Sous ce rapport il est très curieux de connaître l’opinion des droitiers de Contre le courant. Ils préconisent une nouvelle théorie, ils disent : Les inorganisés peuvent encore jouer un certain rôle dans les luttes politiques mais en aucun cas dans les luttes économiques. Pourquoi ? Que signifie cette orientation ? Quelle est cette ligne ? Nous pensions jusqu’à’ présent que la grève politique était une forme supérieure de lutte, que l’on aboutit à la grève politique en passant par la grève économique et que la tâche consiste à transformer toute forme simple de la lutte en une forme supérieure. Les assertions de Contre le courant signifient aller contre le bon sens et la logique marxistes. Les droitiers n’ont même pas essayé de prouver pourquoi les inorganisés peuvent jouer un rôle dans les luttes plus compliquées et pourquoi ils ne peuvent jouer aucun rôle dans les luttes élémentaires les moins compliquées. C’est un non-sens, cela est contraire à notre expérience.
Je voudrais citer un petit exemple emprunté à une usine belge à Seraing. Dans cette entreprise, il fut question d’augmenter la journée de travail de 150 heures par année. D’après la loi, l’augmentation de la journée de travail n’est possible que si la majorité des ouvriers y consent par voie d’élection. Or, dans cette entreprise, il y a des ouvriers organisés dans les syndicats réformistes et des ouvriers inorganisés. Les résultats des votes furent les suivants : sur 1.258 ouvriers organisés dans le syndicat réformiste, 493 votèrent en faveur de l’augmentation de la journée de travail et 760 contre ; parmi les inorganisés, 145 votèrent pour et 423 contre. En pourcentage, cela revient à dire que 60 % des ouvriers organisés dans les syndicats réformistes ont voté contre la proposition et 40 % pour ; chez les ouvriers inorganisés, 74 % ont voté contre et 26 % seulement pour. Voici une petite illustration du rôle des ouvriers organisés et inorganisés dans une très simple question de la lutte syndicale. Que veut dire cela ? Cela veut dire que l’appareil syndical réformiste fait pression de tout son poids sur ses ouvriers inorganisés et les entraîne dans la voie réactionnaire et conservatrice, tandis que les ouvriers inorganisés qui viennent maintenant dans les usines dans une proportion croissante, ne sont pas liés avec les traditions réformistes ni avec l’appareil réformiste et viennent plutôt à nous. Il n’y a rien qui ne soit naturel ici, c’est pourquoi toute la théorie sur le « romantisme de l’I.C. à l’égard des ouvriers inorganisés repose sur l’incompréhension complète de ce qui se passe en réalité.

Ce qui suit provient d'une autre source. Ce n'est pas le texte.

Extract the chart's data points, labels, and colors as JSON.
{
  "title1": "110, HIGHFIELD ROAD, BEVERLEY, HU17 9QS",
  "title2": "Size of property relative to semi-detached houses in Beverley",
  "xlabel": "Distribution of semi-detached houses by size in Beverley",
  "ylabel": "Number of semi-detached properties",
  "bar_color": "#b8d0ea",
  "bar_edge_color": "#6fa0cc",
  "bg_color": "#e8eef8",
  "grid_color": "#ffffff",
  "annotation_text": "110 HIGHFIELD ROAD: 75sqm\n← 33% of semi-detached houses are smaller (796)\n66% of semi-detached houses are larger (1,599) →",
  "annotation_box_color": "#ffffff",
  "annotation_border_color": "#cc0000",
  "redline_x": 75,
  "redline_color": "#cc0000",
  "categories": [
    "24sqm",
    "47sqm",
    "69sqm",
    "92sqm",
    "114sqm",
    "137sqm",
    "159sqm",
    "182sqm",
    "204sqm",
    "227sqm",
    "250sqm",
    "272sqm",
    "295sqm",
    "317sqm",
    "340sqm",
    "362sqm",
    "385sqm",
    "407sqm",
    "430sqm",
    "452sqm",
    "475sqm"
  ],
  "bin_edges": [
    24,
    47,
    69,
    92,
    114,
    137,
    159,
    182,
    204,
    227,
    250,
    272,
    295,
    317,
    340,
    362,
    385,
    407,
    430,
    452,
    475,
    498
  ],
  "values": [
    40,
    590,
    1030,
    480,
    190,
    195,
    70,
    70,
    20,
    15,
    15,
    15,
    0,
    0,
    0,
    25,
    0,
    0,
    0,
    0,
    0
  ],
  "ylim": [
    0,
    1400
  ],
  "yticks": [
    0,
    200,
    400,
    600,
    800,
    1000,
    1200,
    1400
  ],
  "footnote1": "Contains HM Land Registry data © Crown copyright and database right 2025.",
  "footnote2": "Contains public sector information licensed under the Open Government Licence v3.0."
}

La partie la plus « délicate » et la plus discutable de mon rapport est la question des erreurs et des faiblesses essentielles du travail syndical des partis communistes, des faiblesses et des erreurs de notre tactique pendant les grèves. Cette question est très délicate parce que de nombreux dirigeants de partis ne comprennent pas la critique comme il faudrait la comprendre. Un exemple à condamner dans ce sens, c’est l’intervention de Tom Bell dans les débats généraux, lorsqu’à ma critique des erreurs et des lacunes du parti communiste anglais, il déclara que « Lozovski veut provoquer une crise dans le parti ». Il ajouta encore qu’en général il existe dans l’I.C. une certaine variété de collaborateurs qui sont à l’affût d’une crise et sont très attristés s’ils ne peuvent obtenir cette crise. J’estime qu’une pareille sortie est une chose monstrueuse dans nos rangs et mérite d’être sévèrement condamnée. C’est une tentative de faire entrave à l’autocritique, une tentative de nous terroriser par la menace d’une crise afin que nous cessions l’autocritique saine qui est nécessaire pour le développement normal du mouvement communiste international. Mais comme je connais la susceptibilité exceptionnelle de nos camarades à toutes les critiques, j’ai choisi le moyen suivant : j’ai examiné toute les décisions des congrès et des comités centraux des partis communistes adoptées dans le courant cette année et j’y ai relevé les autocritiques que les différents partis font dans leurs décisions. Ensuite, j’ai recopié les unes après les autres toutes ces observations critiques en évitant, bien entendu, les répétitions. J’ai étudié de la sorte les décisions du congrès allemand, du congrès français, du congrès anglais, du congrès grec, du congrès yougoslave et de différents autres congrès. Mais lorsque j’ai voulu y ajouter encore les observations critiques faites par l’I.C. et l’I.S.R. au sujet de la tactique dans tous les pays, j’obtins une liste si terrible que je fus obligé de la réduire. Mais ce qui en subsiste constitue le bouquet que je propose maintenant à votre attention. Je vous ferai observer d’avance que les principales formules émanent des congrès cités plus haut.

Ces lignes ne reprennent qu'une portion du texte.